A Supremo Tribunal Federal (STF) inicia, na próxima terça-feira (24), o julgamento da ação penal que apura a responsabilidade dos acusados de planejar o assassinato da vereadora Marielle Franco e de seu motorista, Anderson Gomes. O crime ocorreu em março de 2018, no Rio de Janeiro.
O processo será analisado pela Primeira Turma da Corte, sob relatoria do ministro Alexandre de Moraes. Estão previstas duas sessões na terça-feira, às 9h e às 14h, e uma terceira na quarta-feira (25), às 9h. O julgamento será transmitido ao vivo pela Rádio e TV Justiça e pelo canal oficial do STF no YouTube.
Como será o julgamento
A análise seguirá as regras da Lei 8.038/1990 e do Regimento Interno do Supremo. A sessão será aberta pelo presidente da Primeira Turma, ministro Flávio Dino. Em seguida, o relator apresentará o relatório com o resumo dos fatos, o histórico do processo e os argumentos da acusação e das defesas.
Depois, serão realizadas as sustentações orais. O vice-procurador-geral da República, Hindenburgo Chateaubriand, falará pela acusação por até uma hora, prazo que pode ser estendido para uma hora e meia. O advogado assistente indicado por Fernanda Chaves também poderá se manifestar por até uma hora. Na sequência, os advogados dos réus terão uma hora cada para apresentar suas defesas.
Encerradas as manifestações, Alexandre de Moraes será o primeiro a votar, seguido pelos ministros Cristiano Zanin, Cármen Lúcia e, por último, Flávio Dino. A decisão será tomada por maioria.

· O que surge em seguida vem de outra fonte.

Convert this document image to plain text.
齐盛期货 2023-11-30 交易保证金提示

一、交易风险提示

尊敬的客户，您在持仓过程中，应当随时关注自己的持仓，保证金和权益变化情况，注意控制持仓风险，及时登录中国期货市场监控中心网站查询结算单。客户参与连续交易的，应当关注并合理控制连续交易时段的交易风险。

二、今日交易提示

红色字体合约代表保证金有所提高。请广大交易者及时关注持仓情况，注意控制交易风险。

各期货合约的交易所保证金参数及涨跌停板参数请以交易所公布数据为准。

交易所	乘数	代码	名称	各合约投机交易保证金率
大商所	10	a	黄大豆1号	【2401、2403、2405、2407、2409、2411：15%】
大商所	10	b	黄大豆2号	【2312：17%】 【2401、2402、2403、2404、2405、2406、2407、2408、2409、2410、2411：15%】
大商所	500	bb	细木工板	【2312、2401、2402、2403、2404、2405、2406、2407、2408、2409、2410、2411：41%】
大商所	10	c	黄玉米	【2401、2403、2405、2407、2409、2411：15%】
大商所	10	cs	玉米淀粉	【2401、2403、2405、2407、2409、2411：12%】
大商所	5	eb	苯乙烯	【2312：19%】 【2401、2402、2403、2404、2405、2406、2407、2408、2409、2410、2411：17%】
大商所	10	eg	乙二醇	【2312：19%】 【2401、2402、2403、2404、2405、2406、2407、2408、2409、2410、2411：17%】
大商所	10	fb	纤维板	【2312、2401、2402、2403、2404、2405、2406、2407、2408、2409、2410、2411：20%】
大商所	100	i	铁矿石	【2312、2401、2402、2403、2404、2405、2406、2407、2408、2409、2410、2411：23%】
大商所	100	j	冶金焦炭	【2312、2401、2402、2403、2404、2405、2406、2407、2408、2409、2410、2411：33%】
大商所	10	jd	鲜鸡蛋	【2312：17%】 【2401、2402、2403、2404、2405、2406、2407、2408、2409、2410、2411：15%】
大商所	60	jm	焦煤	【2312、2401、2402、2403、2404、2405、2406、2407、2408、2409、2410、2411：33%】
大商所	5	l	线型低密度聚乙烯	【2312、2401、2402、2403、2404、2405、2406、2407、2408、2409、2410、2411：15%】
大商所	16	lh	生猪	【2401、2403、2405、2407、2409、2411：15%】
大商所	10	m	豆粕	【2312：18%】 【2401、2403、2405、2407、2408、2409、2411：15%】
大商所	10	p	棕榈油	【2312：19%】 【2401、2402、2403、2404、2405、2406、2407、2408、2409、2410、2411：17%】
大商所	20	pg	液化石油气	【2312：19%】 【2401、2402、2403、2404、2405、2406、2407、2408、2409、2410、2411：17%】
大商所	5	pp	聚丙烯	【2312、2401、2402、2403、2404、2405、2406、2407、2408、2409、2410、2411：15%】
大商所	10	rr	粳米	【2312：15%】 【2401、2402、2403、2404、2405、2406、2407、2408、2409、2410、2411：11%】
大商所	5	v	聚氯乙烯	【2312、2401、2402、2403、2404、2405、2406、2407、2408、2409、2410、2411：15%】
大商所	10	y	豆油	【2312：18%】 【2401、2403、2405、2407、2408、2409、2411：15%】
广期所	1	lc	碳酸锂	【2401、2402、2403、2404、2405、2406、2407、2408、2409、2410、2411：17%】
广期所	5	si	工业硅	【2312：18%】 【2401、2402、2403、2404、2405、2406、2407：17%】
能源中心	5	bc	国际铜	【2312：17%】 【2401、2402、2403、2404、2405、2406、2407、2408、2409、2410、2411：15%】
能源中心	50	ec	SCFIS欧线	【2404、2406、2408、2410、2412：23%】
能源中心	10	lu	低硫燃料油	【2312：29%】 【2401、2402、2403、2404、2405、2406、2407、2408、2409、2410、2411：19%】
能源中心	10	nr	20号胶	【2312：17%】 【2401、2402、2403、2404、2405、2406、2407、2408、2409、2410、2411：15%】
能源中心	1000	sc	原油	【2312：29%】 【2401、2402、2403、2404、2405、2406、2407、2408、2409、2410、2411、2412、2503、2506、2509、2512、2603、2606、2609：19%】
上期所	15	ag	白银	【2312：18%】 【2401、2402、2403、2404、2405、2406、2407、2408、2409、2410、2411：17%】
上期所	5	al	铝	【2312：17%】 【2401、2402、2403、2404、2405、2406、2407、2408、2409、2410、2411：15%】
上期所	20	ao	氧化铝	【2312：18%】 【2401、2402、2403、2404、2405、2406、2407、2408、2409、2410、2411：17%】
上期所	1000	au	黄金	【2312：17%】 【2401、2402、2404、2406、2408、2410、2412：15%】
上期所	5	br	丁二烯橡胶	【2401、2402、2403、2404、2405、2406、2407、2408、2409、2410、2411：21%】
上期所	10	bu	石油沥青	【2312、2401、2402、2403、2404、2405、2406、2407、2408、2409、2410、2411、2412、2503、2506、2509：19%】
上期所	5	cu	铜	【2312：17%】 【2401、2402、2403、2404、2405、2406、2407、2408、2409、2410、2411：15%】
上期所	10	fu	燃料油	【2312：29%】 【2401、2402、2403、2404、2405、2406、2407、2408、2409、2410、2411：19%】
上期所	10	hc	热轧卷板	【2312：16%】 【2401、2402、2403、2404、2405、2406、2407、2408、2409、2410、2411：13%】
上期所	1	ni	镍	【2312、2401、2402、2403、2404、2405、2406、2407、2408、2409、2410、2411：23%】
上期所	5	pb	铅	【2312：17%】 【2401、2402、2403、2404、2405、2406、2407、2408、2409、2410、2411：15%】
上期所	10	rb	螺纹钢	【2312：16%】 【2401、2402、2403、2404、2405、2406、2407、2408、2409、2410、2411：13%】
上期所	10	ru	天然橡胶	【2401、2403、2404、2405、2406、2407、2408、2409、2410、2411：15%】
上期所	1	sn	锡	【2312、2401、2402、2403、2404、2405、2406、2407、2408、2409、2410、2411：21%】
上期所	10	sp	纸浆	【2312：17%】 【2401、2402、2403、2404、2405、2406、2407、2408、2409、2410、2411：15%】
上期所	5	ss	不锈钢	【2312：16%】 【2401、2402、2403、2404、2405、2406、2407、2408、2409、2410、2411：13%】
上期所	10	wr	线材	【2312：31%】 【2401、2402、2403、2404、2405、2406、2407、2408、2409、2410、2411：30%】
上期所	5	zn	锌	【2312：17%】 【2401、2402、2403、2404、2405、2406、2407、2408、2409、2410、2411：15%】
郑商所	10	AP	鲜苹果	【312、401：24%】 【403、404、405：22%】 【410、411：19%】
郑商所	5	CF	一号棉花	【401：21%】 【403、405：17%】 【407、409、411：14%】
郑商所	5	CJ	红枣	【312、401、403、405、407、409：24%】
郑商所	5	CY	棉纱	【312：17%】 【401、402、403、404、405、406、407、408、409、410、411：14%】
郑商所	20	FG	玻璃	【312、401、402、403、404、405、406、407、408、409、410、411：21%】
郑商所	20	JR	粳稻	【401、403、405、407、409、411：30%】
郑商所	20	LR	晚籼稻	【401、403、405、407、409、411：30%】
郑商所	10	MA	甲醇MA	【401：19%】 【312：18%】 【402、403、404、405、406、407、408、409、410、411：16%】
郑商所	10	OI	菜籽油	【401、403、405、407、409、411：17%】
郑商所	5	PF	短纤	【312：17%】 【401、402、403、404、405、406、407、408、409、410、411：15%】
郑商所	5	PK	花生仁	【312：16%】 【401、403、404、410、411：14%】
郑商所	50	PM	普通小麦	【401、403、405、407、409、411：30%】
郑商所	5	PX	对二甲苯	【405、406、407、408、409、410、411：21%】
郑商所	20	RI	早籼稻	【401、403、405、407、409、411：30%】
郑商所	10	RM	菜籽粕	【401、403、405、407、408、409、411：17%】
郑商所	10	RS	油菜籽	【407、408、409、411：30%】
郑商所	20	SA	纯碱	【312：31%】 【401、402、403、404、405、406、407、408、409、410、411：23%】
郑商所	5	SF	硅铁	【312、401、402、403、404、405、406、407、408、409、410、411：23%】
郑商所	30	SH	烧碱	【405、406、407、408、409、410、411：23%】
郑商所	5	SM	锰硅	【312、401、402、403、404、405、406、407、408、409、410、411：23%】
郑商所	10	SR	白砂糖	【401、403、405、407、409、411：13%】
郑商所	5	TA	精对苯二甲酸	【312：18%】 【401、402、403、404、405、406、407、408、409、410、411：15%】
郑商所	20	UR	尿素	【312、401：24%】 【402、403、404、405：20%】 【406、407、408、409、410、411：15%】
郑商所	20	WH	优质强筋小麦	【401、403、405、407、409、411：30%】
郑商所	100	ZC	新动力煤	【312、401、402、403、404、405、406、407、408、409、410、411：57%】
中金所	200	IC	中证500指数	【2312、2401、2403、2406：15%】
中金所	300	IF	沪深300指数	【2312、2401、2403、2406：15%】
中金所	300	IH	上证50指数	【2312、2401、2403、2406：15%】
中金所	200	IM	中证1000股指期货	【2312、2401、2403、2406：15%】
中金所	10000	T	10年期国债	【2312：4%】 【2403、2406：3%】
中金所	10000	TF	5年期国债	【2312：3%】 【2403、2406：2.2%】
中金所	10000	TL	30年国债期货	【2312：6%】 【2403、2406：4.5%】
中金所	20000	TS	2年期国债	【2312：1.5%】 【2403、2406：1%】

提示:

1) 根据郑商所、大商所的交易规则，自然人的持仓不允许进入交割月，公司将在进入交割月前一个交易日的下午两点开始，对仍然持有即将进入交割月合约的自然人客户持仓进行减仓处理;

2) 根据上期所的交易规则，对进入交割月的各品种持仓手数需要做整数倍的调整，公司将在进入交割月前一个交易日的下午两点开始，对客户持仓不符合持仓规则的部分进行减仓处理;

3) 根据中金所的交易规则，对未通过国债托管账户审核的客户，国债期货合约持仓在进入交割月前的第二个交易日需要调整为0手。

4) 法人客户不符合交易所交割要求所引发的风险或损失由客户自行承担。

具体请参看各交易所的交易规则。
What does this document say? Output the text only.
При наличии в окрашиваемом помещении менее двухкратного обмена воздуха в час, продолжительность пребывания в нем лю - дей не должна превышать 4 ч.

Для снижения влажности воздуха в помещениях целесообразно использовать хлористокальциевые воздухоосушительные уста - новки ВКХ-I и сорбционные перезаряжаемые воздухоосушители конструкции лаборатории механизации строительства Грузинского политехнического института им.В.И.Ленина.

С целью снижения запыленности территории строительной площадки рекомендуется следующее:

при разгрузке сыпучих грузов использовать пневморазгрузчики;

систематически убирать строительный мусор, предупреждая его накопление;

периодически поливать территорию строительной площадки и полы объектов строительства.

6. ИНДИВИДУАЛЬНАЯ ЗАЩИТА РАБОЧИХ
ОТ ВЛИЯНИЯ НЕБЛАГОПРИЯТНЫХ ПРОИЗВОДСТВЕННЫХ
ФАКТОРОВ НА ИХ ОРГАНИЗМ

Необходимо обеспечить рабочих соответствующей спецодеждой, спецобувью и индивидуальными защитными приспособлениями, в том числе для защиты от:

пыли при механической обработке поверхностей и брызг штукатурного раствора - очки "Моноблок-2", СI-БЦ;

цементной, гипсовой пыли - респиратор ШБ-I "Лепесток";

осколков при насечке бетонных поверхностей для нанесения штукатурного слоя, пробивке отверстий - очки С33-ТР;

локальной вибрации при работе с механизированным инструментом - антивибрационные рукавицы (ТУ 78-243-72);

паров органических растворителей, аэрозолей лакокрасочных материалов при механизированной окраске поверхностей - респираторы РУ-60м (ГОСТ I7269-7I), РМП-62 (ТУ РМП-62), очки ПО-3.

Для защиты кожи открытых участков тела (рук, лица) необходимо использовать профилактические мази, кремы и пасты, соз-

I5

Em caso de condenação, os ministros também fixarão as penas.
Quem são os réus
A Ação Penal (AP) 2434 tem como réus:
- Domingos Brazão, conselheiro do Tribunal de Contas do Rio de Janeiro (TCE-RJ);
- João Francisco Brazão, o Chiquinho Brazão, ex-deputado federal;
- Rivaldo Barbosa, delegado da Polícia Civil do Rio de Janeiro;
- Ronald Paulo de Alves, ex-policial militar;
- Robson Calixto Fonseca, conhecido como “Peixe”, ex-assessor do TCE.
Eles respondem por duplo homicídio qualificado e tentativa de homicídio contra a assessora Fernanda Chaves, que sobreviveu ao atentado. Robson Calixto também é acusado de organização criminosa ao lado dos irmãos Brazão.
Embora crimes dolosos contra a vida sejam julgados, em regra, pelo Tribunal do Júri, a Constituição prevê que autoridades com prerrogativa de foro sejam processadas no tribunal competente. O caso chegou ao STF em razão do mandato parlamentar exercido por Chiquinho Brazão à época das investigações.
Avanço das investigações
O crime ocorreu em 14 de março de 2018, quando Marielle e Anderson foram baleados dentro do carro em que estavam, na região central do Rio. As investigações começaram com a Polícia Civil do Rio de Janeiro e, a partir de 2023, passaram a contar com a atuação da Polícia Federal, por determinação do Ministério da Justiça.
Em junho de 2024, a Primeira Turma recebeu por unanimidade a denúncia da Procuradoria-Geral da República (PGR), que apontou os irmãos Brazão como mandantes do crime. Segundo a acusação, o assassinato teria sido motivado pela atuação política de Marielle Franco, que contrariaria interesses ligados à regularização de áreas sob influência de milícias.
A denúncia também sustenta que Rivaldo Barbosa teria atuado para dificultar as investigações, enquanto Ronald Paulo de Alves teria monitorado a rotina da vereadora e repassado informações aos executores. Robson Calixto é apontado como integrante da organização criminosa.
O recebimento da denúncia levou em consideração elementos obtidos a partir do acordo de colaboração premiada do ex-policial militar Ronnie Lessa, indicado como autor dos disparos, além de depoimentos e documentos reunidos ao longo das apurações.
O julgamento marca mais um capítulo de um dos casos criminais de maior repercussão política e social da história recente do país.